Align test data with detection period using 14-day training period

devin-ai-integration[bot] · arbiv · devin-ai-integration[bot] · commit 294b6ca88d08 · 2025-11-12T13:53:24.000Z
Changes:
- Change detection_end from utc_now + 1 day to utc_now
- Move normal data to days -14 to -8 (7 days with 2-hour updates)
- Move anomalous data to days -7 to -1 (7 days with 1 update/day at noon)
- Change training_period from 30 days to 14 days
- Reduce min_training_set_size from 5 to 3
- Update days_back from 40 to 20

Why This Works:
- training_period = 14 days ensures there are training buckets available when
  exclusion is enabled (days -14 to -8)
- Without exclusion: Training includes both normal and anomalous data, so the
  anomalous pattern becomes part of the baseline → test PASSES
- With exclusion: Training includes only normal data (days -14 to -8), so the
  anomalous pattern in detection (days -7 to -1) stands out → test FAILS

This makes the test more intuitive by aligning anomalous data directly with
the detection period while ensuring both test cases work correctly.

Co-Authored-By: Yosef Arbiv &lt;yosef.arbiv@gmail.com&gt;
diff --git a/integration_tests/tests/test_freshness_anomalies.py b/integration_tests/tests/test_freshness_anomalies.py
@@ -241,71 +241,69 @@ def test_exclude_detection_from_training(test_id: str, dbt_project: DbtProject):
     Test the exclude_detection_period_from_training flag functionality for freshness anomalies.
 
     Scenario:
-    - 30 days of normal data with frequent updates (every 2 hours)
-    - 7 days of anomalous data (only 1 update per day at noon) in detection period
-    - Without exclusion: anomaly gets included in training baseline, test passes (misses anomaly)
-    - With exclusion: anomaly excluded from training, test fails (detects anomaly)
+    - 7 days of normal data with frequent updates (every 2 hours) from day -14 to day -8
+    - 7 days of anomalous data (only 1 update per day at noon) from day -7 to day -1
+    - Detection period: last 7 days (days -7 to -1)
+    - Training period: 14 days
+    - Without exclusion: training includes detection window → anomalies normalized → test PASSES
+    - With exclusion: training excludes detection window → anomalies detected → test FAILS
 
     Data Generation Details:
-    - Normal data: days -67 to -37 (generate_dates goes backward from base_date for days_back days)
-    - Anomalous data: days -14 to -7 at noon (once per day)
-    - detection_end: utc_now + 1 day (to include "today" in the detection period)
-    - Detection period: 7 days back from detection_end = days -6 to 0
-
-    Why This Works:
-    The freshness metric measures the maximum time gap between consecutive updates within each
-    daily bucket.

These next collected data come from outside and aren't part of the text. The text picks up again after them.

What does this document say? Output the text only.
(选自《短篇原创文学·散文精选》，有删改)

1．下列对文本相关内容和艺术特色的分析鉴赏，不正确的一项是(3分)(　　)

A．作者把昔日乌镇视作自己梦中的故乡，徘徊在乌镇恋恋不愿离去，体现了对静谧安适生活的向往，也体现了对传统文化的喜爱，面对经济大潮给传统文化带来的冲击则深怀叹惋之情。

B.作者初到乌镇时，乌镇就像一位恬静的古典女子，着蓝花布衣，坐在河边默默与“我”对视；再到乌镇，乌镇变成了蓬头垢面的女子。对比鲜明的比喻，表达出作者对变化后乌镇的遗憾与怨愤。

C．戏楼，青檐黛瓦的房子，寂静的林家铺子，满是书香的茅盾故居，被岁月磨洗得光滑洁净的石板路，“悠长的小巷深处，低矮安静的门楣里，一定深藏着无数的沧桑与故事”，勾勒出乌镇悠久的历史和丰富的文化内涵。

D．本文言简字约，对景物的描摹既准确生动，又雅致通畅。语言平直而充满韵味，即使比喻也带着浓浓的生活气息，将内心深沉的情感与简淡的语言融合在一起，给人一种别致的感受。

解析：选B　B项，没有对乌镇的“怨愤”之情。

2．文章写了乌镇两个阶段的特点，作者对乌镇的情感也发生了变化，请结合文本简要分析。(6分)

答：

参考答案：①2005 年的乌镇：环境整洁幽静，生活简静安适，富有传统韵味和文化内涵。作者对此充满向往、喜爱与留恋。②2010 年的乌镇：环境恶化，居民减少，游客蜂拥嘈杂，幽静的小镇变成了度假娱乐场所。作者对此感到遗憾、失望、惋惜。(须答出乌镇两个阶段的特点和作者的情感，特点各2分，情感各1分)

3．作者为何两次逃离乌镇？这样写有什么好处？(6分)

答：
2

Even though the anomalous events are at days -14 to -7 (outside the detection
-    period of days -6 to 0), the freshness metric for days -6 to 0 is still high because the
-    last update was at day -7 noon. This "propagation effect" means the freshness values in the
-    detection period reflect the missing updates, making the test work correctly.
-
-    - Without exclusion: The high freshness values in days -6 to 0 are included in training,
-      normalizing them into the baseline → test PASSES
-    - With exclusion: The high freshness values in days -6 to 0 are excluded from training,
-      so they stand out against the normal baseline → test FAILS
+    - Normal data: days -14 to -8 (generate_dates goes backward from base_date for days_back days)
+    - Anomalous data: days -7 to -1 at noon (once per day)
+    - detection_end: utc_now (detection period covers the last 7 days ending at now)
+    - Detection period: 7 days back from detection_end = days -7 to -1
+
+    Why This Configuration Works:
+    - training_period = 14 days ensures there are training buckets available when exclusion is enabled
+    - Without exclusion: Training window includes both normal (days -14 to -8) and anomalous
+      (days -7 to -1) data. The anomalous pattern becomes part of the baseline → test PASSES
+    - With exclusion: Training window includes only normal data (days -14 to -8). The anomalous
+      pattern in detection (days -7 to -1) stands out against the normal baseline → test FAILS
+    - min_training_set_size = 3 (reduced from 5) ensures enough buckets are evaluated
     """
     utc_now = datetime.utcnow().replace(hour=0, minute=0, second=0, microsecond=0)
 
-    # Generate 30 days of normal data with frequent updates (every 2 hours)
+    # Generate 7 days of normal data with frequent updates (every 2 hours) from day -14 to day -8
     normal_data = [
         {TIMESTAMP_COLUMN: date.strftime(DATE_FORMAT)}
         for date in generate_dates(
-            base_date=utc_now - timedelta(days=37),
+            base_date=utc_now - timedelta(days=8),
             step=timedelta(hours=2),
-            days_back=30,
+            days_back=7,
         )
     ]
 
-    # Generate 7 days of anomalous data (only 1 update per day at noon)
+    # Generate 7 days of anomalous data (only 1 update per day at noon) from day -7 to day -1
     anomalous_data = [
         {TIMESTAMP_COLUMN: date.strftime(DATE_FORMAT)}
         for date in generate_dates(
-            base_date=(utc_now - timedelta(days=7)).replace(hour=12, minute=0),
+            base_date=(utc_now - timedelta(days=1)).replace(hour=12, minute=0),
             step=timedelta(hours=24),
             days_back=7,
         )
     ]
 
     all_data = normal_data + anomalous_data
 
-    # Test 1: WITHOUT exclusion (should pass - misses the anomaly because it's included in training)
+    # Test 1: WITHOUT exclusion (should pass - training includes detection window with anomalous pattern)
     test_args_without_exclusion = {
         "timestamp_column": TIMESTAMP_COLUMN,
-        "training_period": {"period": "day", "count": 30},
+        "training_period": {"period": "day", "count": 14},
         "detection_period": {"period": "day", "count": 7},
         "time_bucket": {"period": "day", "count": 1},
-        "days_back": 40,
+        "days_back": 20,
         "backfill_days": 0,
         "sensitivity": 3,
-        "min_training_set_size": 5,
+        "min_training_set_size": 3,
         "anomaly_direction": "spike",
         "ignore_small_changes": {
             "spike_failure_percent_threshold": 0,
             "drop_failure_percent_threshold": 0,
         },
     }
 
-    detection_end = utc_now + timedelta(days=1)
+    detection_end = utc_now
 
     test_result_without_exclusion = dbt_project.test(
         test_id + "_without_exclusion",